The unproductive mindset of 'just one more’
written by Philip Stefanov | AUGUST 17, 2021
A few years ago, I found myself in this perpetual state of dieting for fat loss. I would be in a deficit for a couple of weeks, decide to bulk, and go back to dieting again. I felt confused and, for whatever reason, I couldn’t make up my mind. I wasted months going back and forth before finally committing to a single goal and focusing on it for at least a few months.
When I look back to that time, I’m confident that I learned two things:
1) I wasted a lot of time because I couldn’t get clear on what I wanted to do.
2) The mindset of ‘just one more’ probably played a massive role in my lack of decisiveness.
The Mindset of ‘Just One More’
The mindset of ‘just one more’ refers to our tendency to do that one last blowout before getting serious about something. Good examples here are the bachelor and bachelorette parties people have before getting married. The idea is that marriage will stop them from living it up, so they might as well have a huge party before then.
As far as dieting is concerned, ‘just one more’ typically means having a huge cheat meal or day before the diet starts. In some cases, it can also mean having several of these days. “What’s the point in being careful with what I eat now? My diet starts on Monday.”
For one, this is impractical because we can do a lot of damage in a short period and spend several days on a diet just to make up for that. For instance, if you eat 8,000 calories on a Sunday before your diet starts, your first few days of dieting will only serve to burn that excess energy off.
Second, this type of behavior can lead us to binge-purge cycles where we constantly jump from dieting to stuffing ourselves. We feel motivated to get lean, so we diet for a while. But then, we start feeling hungry, remember how much fun it was to eat whatever we wanted, and reason, “I can afford a cheat day. I’ve been dieting hard these last few days.” So, we binge eat, feel guilty afterward, and starve ourselves to ‘make up for it.’ On and on it goes.
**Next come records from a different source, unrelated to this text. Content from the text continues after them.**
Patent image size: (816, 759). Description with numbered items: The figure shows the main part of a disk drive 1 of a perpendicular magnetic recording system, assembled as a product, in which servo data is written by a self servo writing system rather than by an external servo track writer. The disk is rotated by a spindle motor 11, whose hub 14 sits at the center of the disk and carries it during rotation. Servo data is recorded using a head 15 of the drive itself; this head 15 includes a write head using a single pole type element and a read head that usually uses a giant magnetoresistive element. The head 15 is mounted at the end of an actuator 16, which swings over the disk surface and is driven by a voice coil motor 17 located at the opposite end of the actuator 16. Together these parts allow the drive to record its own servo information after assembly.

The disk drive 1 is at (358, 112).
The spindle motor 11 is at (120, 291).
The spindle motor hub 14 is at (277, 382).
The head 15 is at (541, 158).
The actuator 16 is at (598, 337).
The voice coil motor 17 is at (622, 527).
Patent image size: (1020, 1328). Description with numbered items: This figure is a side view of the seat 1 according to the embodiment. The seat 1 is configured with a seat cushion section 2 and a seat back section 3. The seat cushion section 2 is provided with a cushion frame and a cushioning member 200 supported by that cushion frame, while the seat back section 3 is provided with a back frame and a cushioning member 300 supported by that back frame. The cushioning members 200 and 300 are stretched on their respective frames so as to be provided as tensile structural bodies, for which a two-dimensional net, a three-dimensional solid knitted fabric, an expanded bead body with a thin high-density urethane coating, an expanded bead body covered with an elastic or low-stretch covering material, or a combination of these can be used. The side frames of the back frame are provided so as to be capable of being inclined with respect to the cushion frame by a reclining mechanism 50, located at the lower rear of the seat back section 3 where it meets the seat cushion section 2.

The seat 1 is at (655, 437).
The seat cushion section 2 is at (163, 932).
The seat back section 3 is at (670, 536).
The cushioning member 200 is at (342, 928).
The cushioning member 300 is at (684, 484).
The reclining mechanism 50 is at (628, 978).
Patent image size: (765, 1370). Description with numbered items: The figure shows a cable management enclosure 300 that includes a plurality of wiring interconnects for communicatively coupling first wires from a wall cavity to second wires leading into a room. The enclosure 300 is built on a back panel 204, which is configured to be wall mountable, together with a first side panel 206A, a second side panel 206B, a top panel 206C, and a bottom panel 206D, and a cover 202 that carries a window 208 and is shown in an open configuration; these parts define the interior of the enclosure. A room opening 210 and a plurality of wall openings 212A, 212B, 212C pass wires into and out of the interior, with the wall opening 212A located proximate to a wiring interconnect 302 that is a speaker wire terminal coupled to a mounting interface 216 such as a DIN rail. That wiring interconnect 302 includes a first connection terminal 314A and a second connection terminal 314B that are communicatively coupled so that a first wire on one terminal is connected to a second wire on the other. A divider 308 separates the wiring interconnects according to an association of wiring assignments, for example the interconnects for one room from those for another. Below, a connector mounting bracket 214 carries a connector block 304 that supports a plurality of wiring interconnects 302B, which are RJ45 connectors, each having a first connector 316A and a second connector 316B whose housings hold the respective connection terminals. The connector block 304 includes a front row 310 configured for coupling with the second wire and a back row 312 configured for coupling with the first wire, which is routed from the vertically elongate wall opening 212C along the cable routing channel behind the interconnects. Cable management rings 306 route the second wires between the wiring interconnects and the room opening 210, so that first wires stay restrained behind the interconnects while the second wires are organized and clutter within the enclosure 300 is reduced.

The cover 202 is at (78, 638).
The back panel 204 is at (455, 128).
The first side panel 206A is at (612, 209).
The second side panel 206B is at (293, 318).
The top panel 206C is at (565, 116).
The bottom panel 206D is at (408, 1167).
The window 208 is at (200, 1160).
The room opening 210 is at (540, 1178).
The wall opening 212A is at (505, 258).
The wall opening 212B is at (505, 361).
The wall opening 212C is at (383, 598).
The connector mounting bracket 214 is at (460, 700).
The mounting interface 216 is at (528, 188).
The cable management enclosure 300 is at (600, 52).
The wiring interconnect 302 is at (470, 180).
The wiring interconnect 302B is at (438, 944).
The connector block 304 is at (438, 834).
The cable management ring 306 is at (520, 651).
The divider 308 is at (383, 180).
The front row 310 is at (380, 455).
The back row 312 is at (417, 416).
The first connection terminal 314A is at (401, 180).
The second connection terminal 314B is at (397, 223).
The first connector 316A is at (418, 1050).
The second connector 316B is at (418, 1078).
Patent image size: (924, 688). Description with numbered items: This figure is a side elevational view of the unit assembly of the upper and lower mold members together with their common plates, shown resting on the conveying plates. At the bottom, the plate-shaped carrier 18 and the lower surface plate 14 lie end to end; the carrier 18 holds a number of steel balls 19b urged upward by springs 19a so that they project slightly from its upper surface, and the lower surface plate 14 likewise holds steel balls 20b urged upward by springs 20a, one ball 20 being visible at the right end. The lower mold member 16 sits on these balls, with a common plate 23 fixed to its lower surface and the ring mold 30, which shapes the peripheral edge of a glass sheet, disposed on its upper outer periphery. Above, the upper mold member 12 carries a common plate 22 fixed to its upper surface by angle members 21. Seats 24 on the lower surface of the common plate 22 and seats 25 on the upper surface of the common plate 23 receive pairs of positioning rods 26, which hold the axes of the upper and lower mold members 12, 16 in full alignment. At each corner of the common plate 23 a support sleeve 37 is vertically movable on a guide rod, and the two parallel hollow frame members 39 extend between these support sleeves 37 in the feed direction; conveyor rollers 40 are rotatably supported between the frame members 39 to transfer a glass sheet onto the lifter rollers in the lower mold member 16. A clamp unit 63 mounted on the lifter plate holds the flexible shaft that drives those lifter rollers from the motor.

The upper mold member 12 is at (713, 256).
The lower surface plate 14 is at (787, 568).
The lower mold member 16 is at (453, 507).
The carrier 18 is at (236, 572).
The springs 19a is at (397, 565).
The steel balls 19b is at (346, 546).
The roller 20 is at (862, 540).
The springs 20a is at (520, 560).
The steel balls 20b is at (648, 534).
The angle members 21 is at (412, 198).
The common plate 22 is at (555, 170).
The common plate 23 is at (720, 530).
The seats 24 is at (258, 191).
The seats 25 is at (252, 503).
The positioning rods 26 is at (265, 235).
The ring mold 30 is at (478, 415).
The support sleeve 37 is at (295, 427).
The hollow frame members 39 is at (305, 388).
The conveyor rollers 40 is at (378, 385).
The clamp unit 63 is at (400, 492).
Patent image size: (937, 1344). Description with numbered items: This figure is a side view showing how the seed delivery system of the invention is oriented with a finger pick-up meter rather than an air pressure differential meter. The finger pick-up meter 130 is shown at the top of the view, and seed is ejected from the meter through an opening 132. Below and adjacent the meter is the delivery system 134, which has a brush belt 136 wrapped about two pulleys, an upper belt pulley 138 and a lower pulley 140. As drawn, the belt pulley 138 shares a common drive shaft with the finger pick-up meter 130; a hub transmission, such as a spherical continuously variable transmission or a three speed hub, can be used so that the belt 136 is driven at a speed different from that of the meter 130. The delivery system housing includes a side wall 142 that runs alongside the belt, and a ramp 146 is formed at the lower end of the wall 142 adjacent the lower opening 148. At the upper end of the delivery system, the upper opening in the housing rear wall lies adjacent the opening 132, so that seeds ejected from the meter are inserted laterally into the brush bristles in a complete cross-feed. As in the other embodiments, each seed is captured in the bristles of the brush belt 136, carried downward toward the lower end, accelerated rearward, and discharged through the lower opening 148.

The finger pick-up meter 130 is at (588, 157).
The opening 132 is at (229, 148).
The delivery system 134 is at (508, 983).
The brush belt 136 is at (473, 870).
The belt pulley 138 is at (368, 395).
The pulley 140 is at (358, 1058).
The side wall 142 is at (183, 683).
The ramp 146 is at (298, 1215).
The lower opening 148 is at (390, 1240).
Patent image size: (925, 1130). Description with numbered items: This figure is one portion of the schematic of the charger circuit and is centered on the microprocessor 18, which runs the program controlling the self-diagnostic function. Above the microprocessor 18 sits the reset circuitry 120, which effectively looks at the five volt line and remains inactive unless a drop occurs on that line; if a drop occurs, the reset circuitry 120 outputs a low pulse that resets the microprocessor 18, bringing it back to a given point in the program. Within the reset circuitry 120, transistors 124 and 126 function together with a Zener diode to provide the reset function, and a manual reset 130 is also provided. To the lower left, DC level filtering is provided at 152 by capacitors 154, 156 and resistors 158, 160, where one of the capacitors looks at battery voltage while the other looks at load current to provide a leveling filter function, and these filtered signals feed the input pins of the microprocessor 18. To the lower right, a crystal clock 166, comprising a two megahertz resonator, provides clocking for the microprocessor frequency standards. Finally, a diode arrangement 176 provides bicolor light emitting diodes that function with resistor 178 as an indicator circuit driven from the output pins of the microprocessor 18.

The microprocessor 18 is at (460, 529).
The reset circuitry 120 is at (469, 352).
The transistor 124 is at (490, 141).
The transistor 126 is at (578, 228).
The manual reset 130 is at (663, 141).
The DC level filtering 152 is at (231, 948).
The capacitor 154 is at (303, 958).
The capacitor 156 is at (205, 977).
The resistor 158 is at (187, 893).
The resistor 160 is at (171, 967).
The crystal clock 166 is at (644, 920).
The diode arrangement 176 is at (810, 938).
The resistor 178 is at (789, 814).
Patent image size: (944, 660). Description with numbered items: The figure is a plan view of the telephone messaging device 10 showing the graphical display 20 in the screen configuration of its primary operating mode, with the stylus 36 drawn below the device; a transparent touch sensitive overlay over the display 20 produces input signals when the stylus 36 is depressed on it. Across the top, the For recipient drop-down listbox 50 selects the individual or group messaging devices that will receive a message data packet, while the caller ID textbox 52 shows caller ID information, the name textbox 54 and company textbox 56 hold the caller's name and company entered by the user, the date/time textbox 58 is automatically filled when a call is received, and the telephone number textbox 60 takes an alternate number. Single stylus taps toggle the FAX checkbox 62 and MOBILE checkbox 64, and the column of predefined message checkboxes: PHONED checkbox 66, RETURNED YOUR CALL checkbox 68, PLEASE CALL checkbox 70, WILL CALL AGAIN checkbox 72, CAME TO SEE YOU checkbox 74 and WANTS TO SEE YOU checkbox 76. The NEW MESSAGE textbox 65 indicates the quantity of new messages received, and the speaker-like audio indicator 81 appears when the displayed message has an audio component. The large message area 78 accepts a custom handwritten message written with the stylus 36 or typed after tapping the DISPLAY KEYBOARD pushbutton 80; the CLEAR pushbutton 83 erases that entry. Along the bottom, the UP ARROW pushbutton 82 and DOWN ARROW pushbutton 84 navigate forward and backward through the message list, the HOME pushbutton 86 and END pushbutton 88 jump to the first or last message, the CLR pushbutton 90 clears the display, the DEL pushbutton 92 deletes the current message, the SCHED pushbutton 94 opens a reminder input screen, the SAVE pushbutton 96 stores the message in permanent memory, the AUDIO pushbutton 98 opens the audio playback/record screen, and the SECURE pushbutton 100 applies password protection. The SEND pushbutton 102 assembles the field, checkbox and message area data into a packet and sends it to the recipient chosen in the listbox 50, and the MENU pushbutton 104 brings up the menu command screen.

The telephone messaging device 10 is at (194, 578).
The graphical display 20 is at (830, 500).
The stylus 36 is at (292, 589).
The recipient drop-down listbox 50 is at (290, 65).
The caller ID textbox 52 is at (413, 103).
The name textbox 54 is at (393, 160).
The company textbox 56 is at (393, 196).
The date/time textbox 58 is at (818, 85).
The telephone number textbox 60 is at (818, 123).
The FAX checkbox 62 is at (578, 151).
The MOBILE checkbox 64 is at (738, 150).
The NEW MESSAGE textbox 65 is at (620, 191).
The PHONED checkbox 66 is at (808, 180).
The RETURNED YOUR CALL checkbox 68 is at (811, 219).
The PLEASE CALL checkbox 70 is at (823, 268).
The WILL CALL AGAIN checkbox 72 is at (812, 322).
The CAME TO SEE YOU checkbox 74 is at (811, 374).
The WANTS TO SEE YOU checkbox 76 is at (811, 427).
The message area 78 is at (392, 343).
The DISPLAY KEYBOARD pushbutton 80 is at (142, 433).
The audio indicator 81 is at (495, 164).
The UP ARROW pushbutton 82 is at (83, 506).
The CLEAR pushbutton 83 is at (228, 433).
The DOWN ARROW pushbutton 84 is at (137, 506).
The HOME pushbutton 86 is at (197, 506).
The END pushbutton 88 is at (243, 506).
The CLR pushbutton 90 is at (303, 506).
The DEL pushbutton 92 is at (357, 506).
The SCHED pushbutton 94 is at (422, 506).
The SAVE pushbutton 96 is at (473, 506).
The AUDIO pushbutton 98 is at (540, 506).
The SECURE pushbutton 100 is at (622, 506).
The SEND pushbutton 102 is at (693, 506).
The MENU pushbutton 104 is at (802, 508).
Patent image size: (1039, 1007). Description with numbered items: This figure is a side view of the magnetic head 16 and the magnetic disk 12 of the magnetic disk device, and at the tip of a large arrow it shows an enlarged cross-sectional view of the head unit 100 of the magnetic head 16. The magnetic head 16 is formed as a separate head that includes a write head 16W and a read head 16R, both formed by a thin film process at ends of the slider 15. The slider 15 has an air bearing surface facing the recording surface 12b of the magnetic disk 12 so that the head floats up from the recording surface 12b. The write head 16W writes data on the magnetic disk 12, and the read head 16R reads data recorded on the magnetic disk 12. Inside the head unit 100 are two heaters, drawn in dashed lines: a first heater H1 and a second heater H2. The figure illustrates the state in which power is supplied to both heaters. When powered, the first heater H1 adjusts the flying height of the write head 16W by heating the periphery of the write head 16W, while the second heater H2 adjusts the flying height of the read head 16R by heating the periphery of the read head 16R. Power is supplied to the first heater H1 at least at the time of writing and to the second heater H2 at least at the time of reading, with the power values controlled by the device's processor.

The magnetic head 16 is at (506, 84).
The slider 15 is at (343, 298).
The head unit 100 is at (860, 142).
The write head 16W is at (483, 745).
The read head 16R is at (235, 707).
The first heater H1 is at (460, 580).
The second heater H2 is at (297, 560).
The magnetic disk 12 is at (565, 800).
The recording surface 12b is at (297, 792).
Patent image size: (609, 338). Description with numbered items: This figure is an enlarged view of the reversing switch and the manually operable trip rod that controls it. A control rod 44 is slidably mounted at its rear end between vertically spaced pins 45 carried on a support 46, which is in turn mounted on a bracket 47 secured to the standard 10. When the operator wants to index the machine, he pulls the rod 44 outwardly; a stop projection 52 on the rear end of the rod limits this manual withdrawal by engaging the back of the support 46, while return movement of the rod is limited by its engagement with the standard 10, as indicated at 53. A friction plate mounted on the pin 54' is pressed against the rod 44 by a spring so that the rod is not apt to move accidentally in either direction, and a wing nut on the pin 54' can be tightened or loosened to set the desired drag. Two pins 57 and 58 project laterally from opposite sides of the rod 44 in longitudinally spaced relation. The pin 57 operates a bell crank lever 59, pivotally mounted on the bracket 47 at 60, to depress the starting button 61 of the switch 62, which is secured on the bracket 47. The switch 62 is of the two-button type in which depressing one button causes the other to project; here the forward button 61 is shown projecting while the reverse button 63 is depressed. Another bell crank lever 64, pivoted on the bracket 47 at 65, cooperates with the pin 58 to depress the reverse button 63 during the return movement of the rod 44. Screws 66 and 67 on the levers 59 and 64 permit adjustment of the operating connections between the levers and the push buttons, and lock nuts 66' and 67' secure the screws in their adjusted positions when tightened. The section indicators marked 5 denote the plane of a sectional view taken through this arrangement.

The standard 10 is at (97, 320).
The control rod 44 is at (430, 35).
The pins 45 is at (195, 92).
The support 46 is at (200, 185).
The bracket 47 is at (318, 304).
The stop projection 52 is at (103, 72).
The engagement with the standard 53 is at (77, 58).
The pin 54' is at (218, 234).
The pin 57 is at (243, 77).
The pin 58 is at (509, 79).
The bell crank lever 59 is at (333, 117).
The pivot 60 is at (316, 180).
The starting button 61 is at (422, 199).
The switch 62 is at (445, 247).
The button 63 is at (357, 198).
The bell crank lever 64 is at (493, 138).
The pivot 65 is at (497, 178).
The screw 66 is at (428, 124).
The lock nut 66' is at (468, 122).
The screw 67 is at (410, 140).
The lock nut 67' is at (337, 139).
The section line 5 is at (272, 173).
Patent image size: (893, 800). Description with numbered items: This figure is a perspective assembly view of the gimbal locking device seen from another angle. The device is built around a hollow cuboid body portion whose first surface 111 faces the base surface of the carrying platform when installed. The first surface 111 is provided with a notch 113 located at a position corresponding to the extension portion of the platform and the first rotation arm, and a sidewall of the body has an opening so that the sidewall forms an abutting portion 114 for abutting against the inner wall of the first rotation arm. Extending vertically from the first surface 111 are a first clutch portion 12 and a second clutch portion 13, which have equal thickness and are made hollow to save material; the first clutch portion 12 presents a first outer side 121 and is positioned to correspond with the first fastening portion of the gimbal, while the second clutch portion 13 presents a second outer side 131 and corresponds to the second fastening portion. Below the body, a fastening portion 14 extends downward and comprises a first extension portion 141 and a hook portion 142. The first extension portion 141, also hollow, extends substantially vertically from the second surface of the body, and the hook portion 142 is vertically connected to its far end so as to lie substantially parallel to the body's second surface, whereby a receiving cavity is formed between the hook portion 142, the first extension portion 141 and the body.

And third - which I believe to be crucial - is procrastination. Instead of setting a goal and getting started, we allow ourselves to marinate in excitement. We daydream about the amazing results we’ll get to achieve while stuffing ourselves with burgers and donuts. Once the time to start inevitably comes, we feel dread and guilt. We feel dread because it’s finally time to roll up the sleeves and start working. Plus, the excitement has faded a bit, which doesn’t help. We feel guilt because we’ve been stuffing ourselves and, because the instant pleasure has long since passed, we are angry for even doing it.
Start right away. Yes, it’s as simple as that, but it certainly isn’t easy. The next time you decide to do something or set a goal, start immediately. For example, the next time you choose to build a positive habit, begin right away. Don’t wait for Monday or the first of next month. If you want to eat better, start with the very next meal. If you want to start meditating, find a few minutes that same evening. If you want to pick up that old habit of reading, place a book on your nightstand immediately.
In my opinion and experience, this is the superior approach because it achieves two things. First, it allows us to ride the motivation wave while it’s strongest. Instead of wasting time, taking advantage of our excitement right away allows us to gain some traction and secure a few quick wins. Although the initial excitement passes eventually, we are more likely to keep going because we’ve already begun.
Second, this builds discipline and reinforces the identity of, “I’m a person who takes action toward their goals.” Sure, that might not seem all that important, but it is. How we see ourselves is essential, so by taking immediate action, we become more confident in ourselves and our abilities. In other words, we shape the mindset of, “Eh, I’ll start on Monday.” to, “Let’s go!”